This movie is under seventy minutes and is packed with so many things that it feels like going to one of those conveyer belt sushi places and being overwhelmed by all the things you want to eat and then trying to remember all of the ingredients.
Lawrence Orlovsky (Allan Berendt) and his wife Regina Dracula (Hope Stansbury), along with their staff of Carrie (Patti Gaul) , Orlando (Michael Fischetti) and Carlotta (Pichulina Hempi) have moved into a mansion sight unseen, but these things are necessary as Regina has a blood condition that demands constant injections. Also: Lawrence is growing a monstrous plant in his lab.
There are also human monsters as well, like lawyer Carl Root (John Wallowitch), who is stealing the money from the Orlovsky estate. That’s when we learn that Lawrence is really Larry Talbot and yes, you’d have to watch some monster movies to realize he’s a wolfman. Then there’s Jimmy (David Bevans), back in town to romance his sister Carrie. I mean, he’s there for about five minutes before Regina kills him with a meat cleaver to the head and dissolves him in acid.
For some other reason, Lawrence and Root’s secretary Prudence Towers (Pamela Adams) have an affair that only can happen in a cemetery guarded by Petra (Eve Crosby), who decides to blackmail the family and is also destroyed by Regina. And then, as one imagines, werewolf and vampire must battle within the burning home as we crawl to the credits.

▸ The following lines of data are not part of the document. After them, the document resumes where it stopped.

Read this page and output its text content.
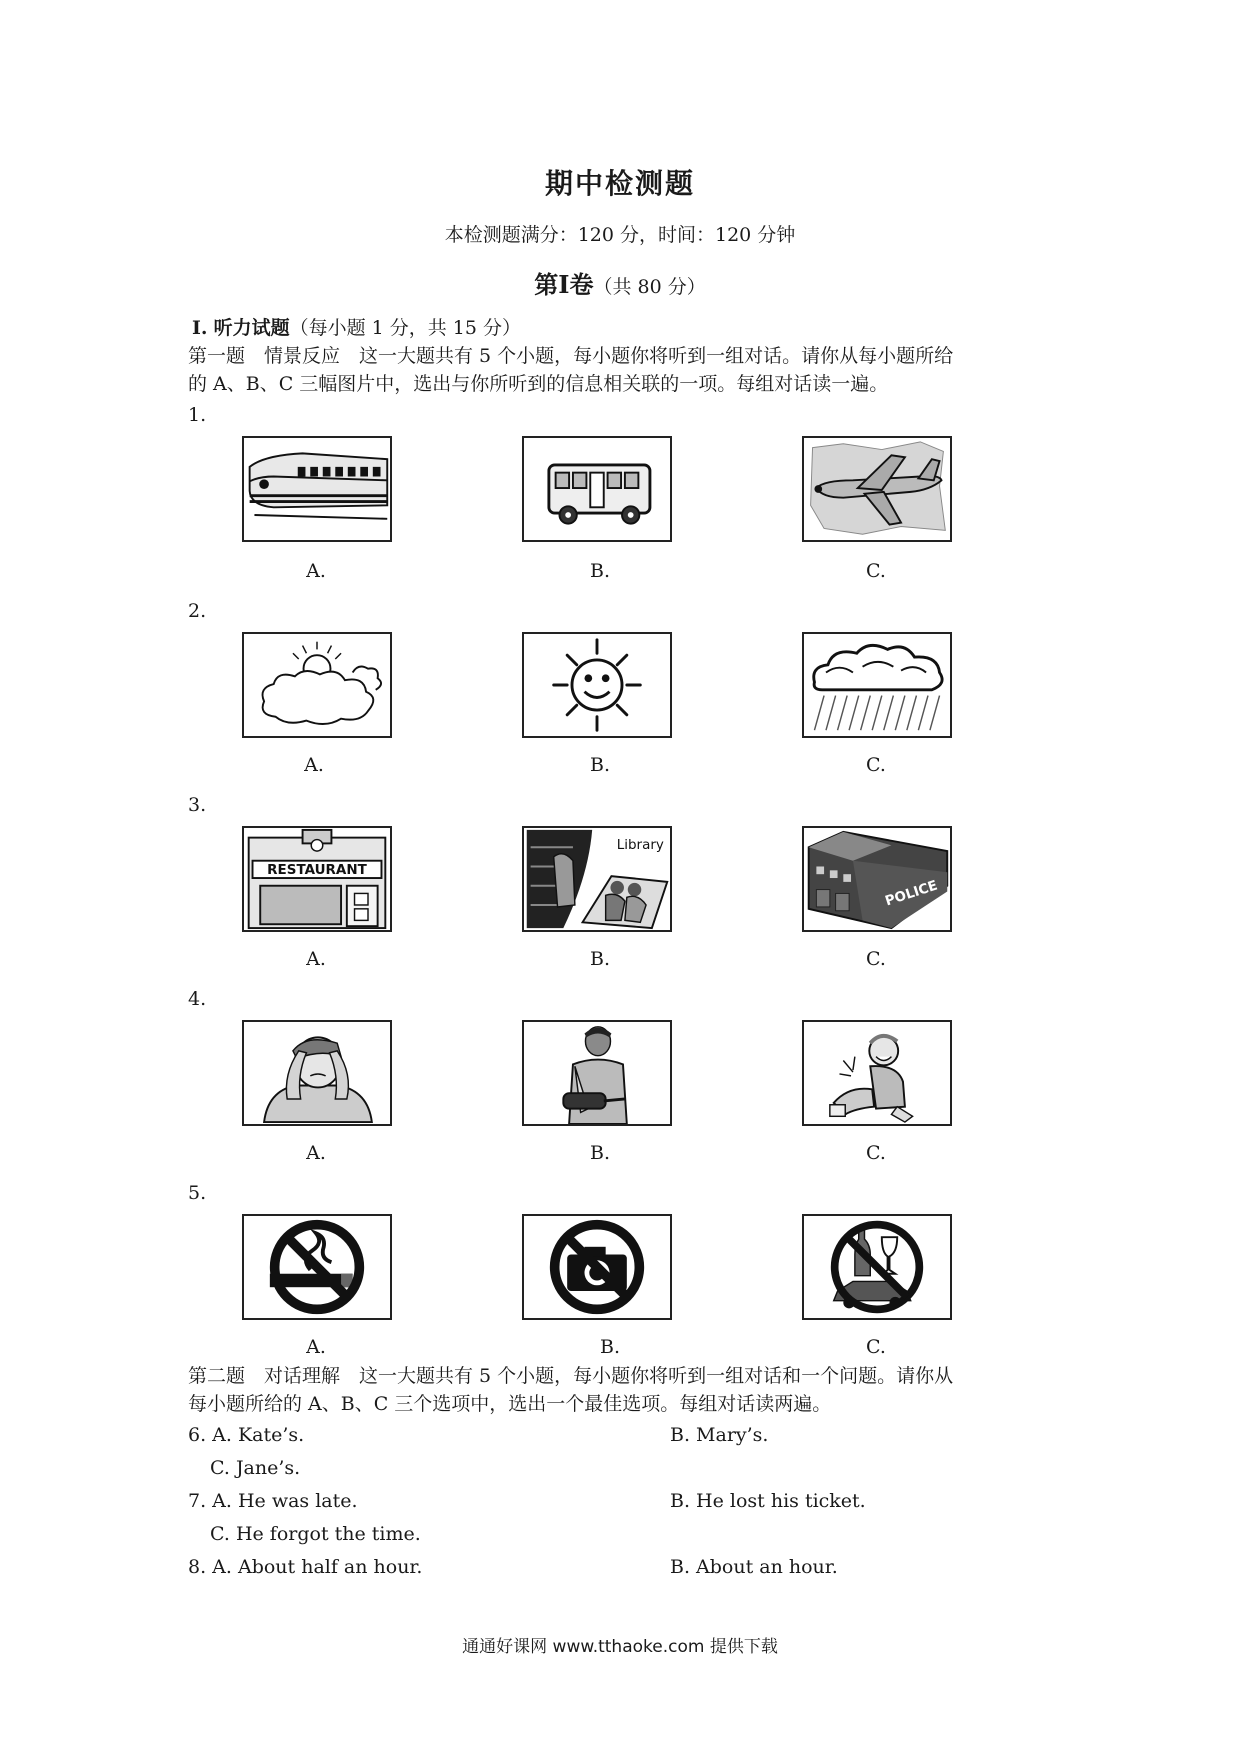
期中检测题
本检测题满分：120 分，时间：120 分钟
第Ⅰ卷（共 80 分）
Ⅰ. 听力试题（每小题 1 分，共 15 分）
第一题　情景反应　这一大题共有 5 个小题，每小题你将听到一组对话。请你从每小题所给
的 A、B、C 三幅图片中，选出与你所听到的信息相关联的一项。每组对话读一遍。
1.
A.	B.	C.
2.
A.	B.	C.
3.
RESTAURANT
Library
POLICE
A.	B.	C.
4.
A.	B.	C.
5.
A.	B.	C.
第二题　对话理解　这一大题共有 5 个小题，每小题你将听到一组对话和一个问题。请你从
每小题所给的 A、B、C 三个选项中，选出一个最佳选项。每组对话读两遍。
6. A. Kate’s.	B. Mary’s.
C. Jane’s.
7. A. He was late.	B. He lost his ticket.
C. He forgot the time.
8. A. About half an hour.	B. About an hour.
通通好课网 www.tthaoke.com 提供下载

This is a movie that mentions time more than once. The leg-free Orlando says that “Time is a dictator. You must follow him or you’ll be left behind.” while Jimmy, in the middle of necking with his sister, is more optimistic, as he opines, “As one grows older, time becomes a pussycat.”
At one point, Regina tells her husband, “Oh, go to hell.” He replies, “We’re there already.” Even in a world of werewolves, vampires, legs being operated on with steak knives, plants that eat people and long bloodlines of monsters, the greatest monsters are marriage and family.
This played double features with Gerard Damiano’s Legacy Of Satan and man, I can’t even imagine what audiences were like after sitting through both of these movies.
I like this movie so much I wrote about it twice.